Em 1910 Leolinda Daltro e outras feministas, entre elas a escritora Gilka Machado, fundaram, na então capital federal, o Partido Republicano Feminino, cujo objetivo era “promover a cooperação entre as mulheres na defesa de causas que fomentassem o progresso do país”. O objetivo maior da agremiação era a luta pelo sufrágio feminino, uma vez que as mulheres não podiam votar e nem ser votadas. Esse grupo de feministas adotou uma linguagem política de exposição pessoal diante de críticas da sociedade, realizando manifestações públicas que não foram tratadas com indiferença pela imprensa e os leitores. O Partido Republicano Feminista teve o mérito inegável de lançar, no debate público, o pleito das mulheres pela ampla cidadania.

Em 1917, a agitação social das greves operárias, o movimento anarquista, o fim da primeira guerra mundial, e a maior escolaridade de mulheres da elite, trouxeram à tona uma outra geração de feministas. No ano de 1920, surgiram vários grupos intitulados Ligas para o Progresso Feminino, embrião da poderosa Federação Brasileira pelo Progresso Feminino. Fundada em 1922 e dirigida por Bertha Lutz, a Federação teve papel fundamental na conquista do sufrágio feminino e, por extensão, na luta pelos direitos políticos da mulher, e destacou-se, também, como organização feminista com maior inserção nas esferas de poder da época. Suas militantes escreveram na imprensa, organizaram congressos, articularam com políticos, lançaram candidaturas, distribuíram panfletos em aviões, representaram o Brasil no exterior.
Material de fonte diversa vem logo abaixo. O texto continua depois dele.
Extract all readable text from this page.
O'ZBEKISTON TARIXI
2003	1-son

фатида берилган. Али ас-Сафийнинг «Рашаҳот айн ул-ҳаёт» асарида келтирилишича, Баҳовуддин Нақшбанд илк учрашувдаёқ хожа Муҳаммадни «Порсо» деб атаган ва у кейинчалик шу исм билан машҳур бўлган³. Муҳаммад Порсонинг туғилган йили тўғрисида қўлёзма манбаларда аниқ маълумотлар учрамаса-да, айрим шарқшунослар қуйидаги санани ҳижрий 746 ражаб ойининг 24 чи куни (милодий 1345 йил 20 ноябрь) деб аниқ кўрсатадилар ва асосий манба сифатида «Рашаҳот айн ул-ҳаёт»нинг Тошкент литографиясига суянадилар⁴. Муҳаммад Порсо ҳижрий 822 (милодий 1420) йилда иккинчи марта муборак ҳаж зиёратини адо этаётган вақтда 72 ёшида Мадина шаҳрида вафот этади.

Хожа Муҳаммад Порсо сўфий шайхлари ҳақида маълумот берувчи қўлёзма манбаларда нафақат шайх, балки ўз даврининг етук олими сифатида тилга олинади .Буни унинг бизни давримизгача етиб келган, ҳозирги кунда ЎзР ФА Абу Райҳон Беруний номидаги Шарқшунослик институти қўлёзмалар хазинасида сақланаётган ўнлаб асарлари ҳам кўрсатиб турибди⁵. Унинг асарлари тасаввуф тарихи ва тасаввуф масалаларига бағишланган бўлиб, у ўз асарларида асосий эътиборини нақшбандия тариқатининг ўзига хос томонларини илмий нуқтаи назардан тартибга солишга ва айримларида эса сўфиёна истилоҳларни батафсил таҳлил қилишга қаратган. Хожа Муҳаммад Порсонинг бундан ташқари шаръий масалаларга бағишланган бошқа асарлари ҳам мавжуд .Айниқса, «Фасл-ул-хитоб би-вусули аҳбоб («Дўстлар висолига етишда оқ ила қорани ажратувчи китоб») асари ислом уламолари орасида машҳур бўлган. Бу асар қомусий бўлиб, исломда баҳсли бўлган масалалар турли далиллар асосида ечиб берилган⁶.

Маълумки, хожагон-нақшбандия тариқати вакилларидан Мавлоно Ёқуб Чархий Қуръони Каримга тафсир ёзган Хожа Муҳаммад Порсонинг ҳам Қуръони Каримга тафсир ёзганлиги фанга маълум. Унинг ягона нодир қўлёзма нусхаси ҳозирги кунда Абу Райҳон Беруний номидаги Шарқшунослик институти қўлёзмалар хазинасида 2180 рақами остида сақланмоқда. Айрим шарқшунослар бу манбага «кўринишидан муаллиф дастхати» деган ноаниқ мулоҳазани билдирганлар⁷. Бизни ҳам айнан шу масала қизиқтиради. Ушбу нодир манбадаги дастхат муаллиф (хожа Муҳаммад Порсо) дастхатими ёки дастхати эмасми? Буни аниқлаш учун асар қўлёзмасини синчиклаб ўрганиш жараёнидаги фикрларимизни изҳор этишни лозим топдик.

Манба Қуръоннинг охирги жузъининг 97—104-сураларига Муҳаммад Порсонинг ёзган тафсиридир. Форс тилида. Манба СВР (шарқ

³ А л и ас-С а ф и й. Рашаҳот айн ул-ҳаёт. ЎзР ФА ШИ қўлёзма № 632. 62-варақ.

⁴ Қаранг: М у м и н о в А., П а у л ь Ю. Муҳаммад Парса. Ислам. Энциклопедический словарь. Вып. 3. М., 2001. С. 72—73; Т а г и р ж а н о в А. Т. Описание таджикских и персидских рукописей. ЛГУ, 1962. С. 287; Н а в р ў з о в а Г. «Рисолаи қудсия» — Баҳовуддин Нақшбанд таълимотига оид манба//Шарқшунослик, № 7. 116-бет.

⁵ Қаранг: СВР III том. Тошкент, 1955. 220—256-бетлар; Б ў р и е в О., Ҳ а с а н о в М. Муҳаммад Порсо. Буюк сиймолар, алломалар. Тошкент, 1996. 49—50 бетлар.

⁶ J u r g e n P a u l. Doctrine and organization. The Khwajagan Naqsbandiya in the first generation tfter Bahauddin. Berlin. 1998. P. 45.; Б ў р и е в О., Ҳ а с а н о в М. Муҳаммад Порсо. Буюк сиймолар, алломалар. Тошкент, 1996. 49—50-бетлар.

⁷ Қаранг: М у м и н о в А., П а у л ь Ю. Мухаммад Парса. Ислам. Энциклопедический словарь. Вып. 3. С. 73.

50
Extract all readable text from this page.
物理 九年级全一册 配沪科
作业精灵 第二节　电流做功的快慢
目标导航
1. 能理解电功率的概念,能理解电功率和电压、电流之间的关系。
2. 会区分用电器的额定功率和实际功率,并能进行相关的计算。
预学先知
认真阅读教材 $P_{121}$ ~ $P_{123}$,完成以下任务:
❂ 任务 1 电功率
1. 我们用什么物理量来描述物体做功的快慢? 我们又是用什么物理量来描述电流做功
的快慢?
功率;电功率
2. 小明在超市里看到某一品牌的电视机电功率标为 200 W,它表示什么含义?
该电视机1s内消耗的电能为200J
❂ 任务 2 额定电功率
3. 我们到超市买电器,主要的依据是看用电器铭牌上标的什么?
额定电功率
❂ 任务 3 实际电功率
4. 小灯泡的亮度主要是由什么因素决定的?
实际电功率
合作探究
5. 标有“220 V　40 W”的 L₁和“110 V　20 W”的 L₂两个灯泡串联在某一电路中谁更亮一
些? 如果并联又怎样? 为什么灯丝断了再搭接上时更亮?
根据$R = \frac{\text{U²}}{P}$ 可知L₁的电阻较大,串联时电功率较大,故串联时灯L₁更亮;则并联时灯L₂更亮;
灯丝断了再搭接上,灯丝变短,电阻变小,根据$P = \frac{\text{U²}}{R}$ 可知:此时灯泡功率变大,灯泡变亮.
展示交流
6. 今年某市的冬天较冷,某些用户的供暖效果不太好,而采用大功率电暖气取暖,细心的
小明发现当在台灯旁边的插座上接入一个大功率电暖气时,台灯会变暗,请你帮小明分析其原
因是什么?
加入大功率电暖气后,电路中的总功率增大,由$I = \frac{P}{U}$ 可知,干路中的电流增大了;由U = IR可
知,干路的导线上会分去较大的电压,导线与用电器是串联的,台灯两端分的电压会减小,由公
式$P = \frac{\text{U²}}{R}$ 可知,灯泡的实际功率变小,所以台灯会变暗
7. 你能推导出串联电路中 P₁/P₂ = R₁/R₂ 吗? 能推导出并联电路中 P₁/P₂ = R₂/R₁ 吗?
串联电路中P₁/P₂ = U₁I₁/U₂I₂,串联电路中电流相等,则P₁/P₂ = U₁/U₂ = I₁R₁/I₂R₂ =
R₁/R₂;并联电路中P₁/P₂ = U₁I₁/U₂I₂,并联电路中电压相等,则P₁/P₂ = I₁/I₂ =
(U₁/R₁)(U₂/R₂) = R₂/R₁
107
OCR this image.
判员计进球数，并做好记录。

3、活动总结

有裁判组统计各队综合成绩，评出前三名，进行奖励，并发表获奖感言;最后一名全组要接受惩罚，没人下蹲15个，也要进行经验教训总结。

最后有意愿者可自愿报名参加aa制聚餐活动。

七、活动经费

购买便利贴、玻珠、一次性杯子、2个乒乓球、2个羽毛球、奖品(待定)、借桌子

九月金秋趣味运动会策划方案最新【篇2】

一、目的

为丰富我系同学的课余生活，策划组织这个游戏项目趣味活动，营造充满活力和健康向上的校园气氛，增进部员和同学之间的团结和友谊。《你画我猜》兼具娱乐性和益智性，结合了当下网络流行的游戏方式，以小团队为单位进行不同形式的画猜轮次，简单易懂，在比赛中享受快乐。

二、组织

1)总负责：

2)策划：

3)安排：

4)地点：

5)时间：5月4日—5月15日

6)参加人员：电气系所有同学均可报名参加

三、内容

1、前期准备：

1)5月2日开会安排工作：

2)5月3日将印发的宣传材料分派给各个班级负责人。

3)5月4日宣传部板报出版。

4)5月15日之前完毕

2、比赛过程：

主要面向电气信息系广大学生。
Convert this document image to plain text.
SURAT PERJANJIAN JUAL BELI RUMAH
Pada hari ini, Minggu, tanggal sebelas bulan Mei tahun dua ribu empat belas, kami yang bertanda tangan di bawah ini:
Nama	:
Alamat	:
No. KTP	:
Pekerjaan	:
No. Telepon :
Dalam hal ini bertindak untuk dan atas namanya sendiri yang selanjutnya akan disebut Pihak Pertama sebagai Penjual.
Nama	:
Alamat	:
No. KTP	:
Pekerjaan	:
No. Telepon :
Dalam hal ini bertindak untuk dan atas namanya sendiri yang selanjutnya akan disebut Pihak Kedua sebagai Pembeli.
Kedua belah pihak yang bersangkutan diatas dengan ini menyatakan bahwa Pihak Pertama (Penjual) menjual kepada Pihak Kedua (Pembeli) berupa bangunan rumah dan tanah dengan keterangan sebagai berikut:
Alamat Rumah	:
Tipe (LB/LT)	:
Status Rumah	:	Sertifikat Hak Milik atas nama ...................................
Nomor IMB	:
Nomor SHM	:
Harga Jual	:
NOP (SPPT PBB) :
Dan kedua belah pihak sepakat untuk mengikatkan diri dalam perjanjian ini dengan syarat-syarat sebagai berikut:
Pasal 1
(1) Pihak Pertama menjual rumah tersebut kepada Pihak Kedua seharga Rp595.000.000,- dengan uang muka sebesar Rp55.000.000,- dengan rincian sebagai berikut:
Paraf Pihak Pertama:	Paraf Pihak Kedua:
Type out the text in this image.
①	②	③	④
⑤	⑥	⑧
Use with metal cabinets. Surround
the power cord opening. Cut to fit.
Laura Brandão e Maria Lopes integravam o “Comitê das Mulheres Trabalhadoras”, fazendo propaganda em porta de fábricas e tentando aproximar o operariado feminino e o Partido Comunista Brasileiro. A sufragista gaúcha Natércia da Silveira, dissidente da “Federação Brasileira pelo Progresso Feminino”, fundou em 1931 a “Aliança Nacional de Mulheres”, para prestar assistência jurídica à mulher. Com 3 mil filiadas, a Aliança foi fechada pelo golpe de 1937, que aboliu as liberdades democráticas e abortou as organizações políticas e sociais do país.

No plano nacional, o Presidente Getúlio Vargas resolve simplificar e todas as restrições às mulheres são suprimidas. Através do Decreto nº. 21.076, de 24 de fevereiro de 1932, é instituído o Código Eleitoral Brasileiro, e o artigo 2 disciplinava que era eleitor o cidadão maior de 21 anos, sem distinção de sexo, alistado na forma do código. É de ressaltar que as disposições transitórias, no artigo 121, dispunham que os homens com mais de 60 anos e as mulheres em qualquer idade podiam se isentar de qualquer obrigação ou serviço de natureza eleitoral. Logo, não havia obrigatoriedade do voto feminino.